Based on the provided information, Cluster 2 represents ‘Energetic Grooves,’ a category characterized by lively and energetic musical selections. This cluster likely includes songs with high energy, danceability, and possibly upbeat tempos, making it a suitable choice for listeners in the mood for dynamic and lively music.We can randomly select songs from this cluster to provide recommendations to the user, ensuring that the suggestions align with the filtered Energetic Grooves cluster.
energetic_grooves_songs <- spotify_clean %>%
filter(cluster == 2) %>%
sample_n(10, replace = TRUE) # Mengambil 10 lagu secara acak dari klaster tersebut
energetic_grooves_songsIn conclusion, the K-Means clustering analysis performed on the Spotify dataset successfully grouped songs into distinct clusters based on their musical attributes. The elbow method was employed to determine the optimal number of clusters, which resulted in the selection of three clusters. Each cluster exhibited unique characteristics that could be interpreted as different musical styles or genres.

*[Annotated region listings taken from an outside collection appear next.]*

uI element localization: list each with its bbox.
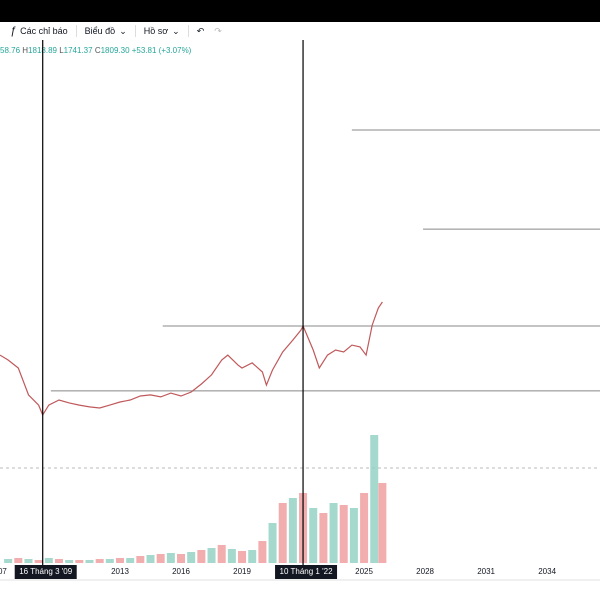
volume-bar xyxy=(360,493,369,563)
volume-bar xyxy=(166,553,175,563)
volume-bar xyxy=(85,560,94,563)
toolbar: ƒ Các chỉ báo Biểu đồ ⌄ Hồ sơ ⌄ ↶ ↷ xyxy=(0,22,600,40)
volume-bar xyxy=(248,550,257,563)
volume-bar xyxy=(187,552,196,563)
x-tick-label: 2031 xyxy=(477,567,495,576)
volume-bar xyxy=(14,558,23,563)
undo-button[interactable]: ↶ xyxy=(196,25,205,36)
date-label: 10 Tháng 1 '22 xyxy=(280,567,334,576)
price-line xyxy=(0,301,383,417)
chart-button[interactable]: Biểu đồ xyxy=(84,26,116,36)
volume-bar xyxy=(258,541,267,563)
volume-bar xyxy=(75,560,84,563)
separator xyxy=(134,25,136,37)
volume-bar xyxy=(105,559,114,563)
open-value: 58.76 xyxy=(0,46,21,55)
volume-bar xyxy=(309,508,318,563)
x-tick-label: 2028 xyxy=(416,567,434,576)
volume-bar xyxy=(54,559,63,563)
profile-button[interactable]: Hồ sơ xyxy=(143,26,169,36)
volume-bar xyxy=(319,513,328,563)
x-tick-label: 2019 xyxy=(233,567,251,576)
volume-bar xyxy=(378,483,387,563)
volume-bar xyxy=(207,548,216,563)
volume-bar xyxy=(44,558,53,563)
volume-bar xyxy=(146,555,155,563)
volume-bar xyxy=(197,550,206,563)
volume-bar xyxy=(268,523,277,563)
x-tick-label: 2016 xyxy=(172,567,190,576)
volume-bar xyxy=(227,549,236,563)
date-label: 16 Tháng 3 '09 xyxy=(19,567,73,576)
volume-bar xyxy=(238,551,247,563)
volume-bar xyxy=(217,545,226,563)
volume-bar xyxy=(339,505,348,563)
volume-bar xyxy=(65,560,74,563)
volume-bar xyxy=(126,558,135,563)
volume-bar xyxy=(116,558,124,563)
redo-button[interactable]: ↷ xyxy=(214,25,222,36)
volume-bar xyxy=(34,560,43,563)
chevron: ⌄ xyxy=(119,25,127,36)
chevron: ⌄ xyxy=(172,25,180,36)
volume-bar xyxy=(370,435,379,563)
volume-bar xyxy=(4,559,13,563)
volume-bar xyxy=(95,559,104,563)
volume-bar xyxy=(288,498,297,563)
x-tick-label: 2025 xyxy=(355,567,373,576)
volume-bar xyxy=(24,559,33,563)
low-label: L xyxy=(59,46,64,55)
close-value: 1809.30 xyxy=(100,46,130,55)
volume-bar xyxy=(156,554,165,563)
window-bar xyxy=(0,0,600,22)
high-label: H xyxy=(22,46,29,55)
volume-bar xyxy=(136,556,145,563)
x-tick-label: 2013 xyxy=(111,567,129,576)
volume-bar xyxy=(349,508,358,563)
date-label-box xyxy=(14,565,77,579)
fx-icon[interactable]: ƒ xyxy=(10,25,17,37)
x-tick-label: 2034 xyxy=(538,567,556,576)
volume-bar xyxy=(177,554,186,563)
low-value: 1741.37 xyxy=(63,46,93,55)
volume-bar xyxy=(278,503,287,563)
indicators-button[interactable]: Các chỉ báo xyxy=(20,26,68,36)
date-label-box xyxy=(275,565,338,579)
volume-bar xyxy=(329,503,338,563)
change-value: +53.81 (+3.07%) xyxy=(131,46,192,55)
separator xyxy=(187,25,189,37)
close-label: C xyxy=(94,46,101,55)
separator xyxy=(75,25,77,37)
x-tick-label: 2007 xyxy=(0,567,7,576)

Cluster 1, termed “Dynamic Expressions,” comprises songs with high liveness and speechiness but lower instrumentalness and tempo. These songs might be suitable for energetic and dynamic occasions, such as live performances or motivational playlists.
Cluster 2, labeled as “Energetic Grooves,” encompasses songs with high danceability, energy, loudness, and popularity, making them ideal choices for upbeat and energetic settings, like parties or workouts.
Cluster 3, known as “Melodic Explorations,” includes songs with higher acousticness, longer duration, and instrumental elements. These songs could create a more relaxed and contemplative atmosphere, suitable for moments of introspection or background music.
Considering the profiles of these clusters, we can provide song recommendations based on the identified musical attributes:
Dynamic Expressions Cluster: For lively and expressive moments, consider songs with high liveness and speechiness, such as live recordings, speeches, or engaging performances.
Energetic Grooves Cluster: If you’re looking to uplift the mood and add energy, go for songs with high danceability, energy, and loudness. These tracks are perfect for parties, workouts, or any lively activity.
Melodic Explorations Cluster: For a more soothing and introspective ambiance, explore songs with acoustic elements, longer durations, and instrumental nuances. These tracks can enhance relaxation or create a calming environment.
By leveraging the insights gained from the K-Means clustering and profiling analysis, music enthusiasts, playlist curators, and even artists can tailor their musical selections to suit various occasions and preferences. This methodology provides a data-driven approach to recommending songs that align with specific musical characteristics and styles, enhancing the overall music listening experience.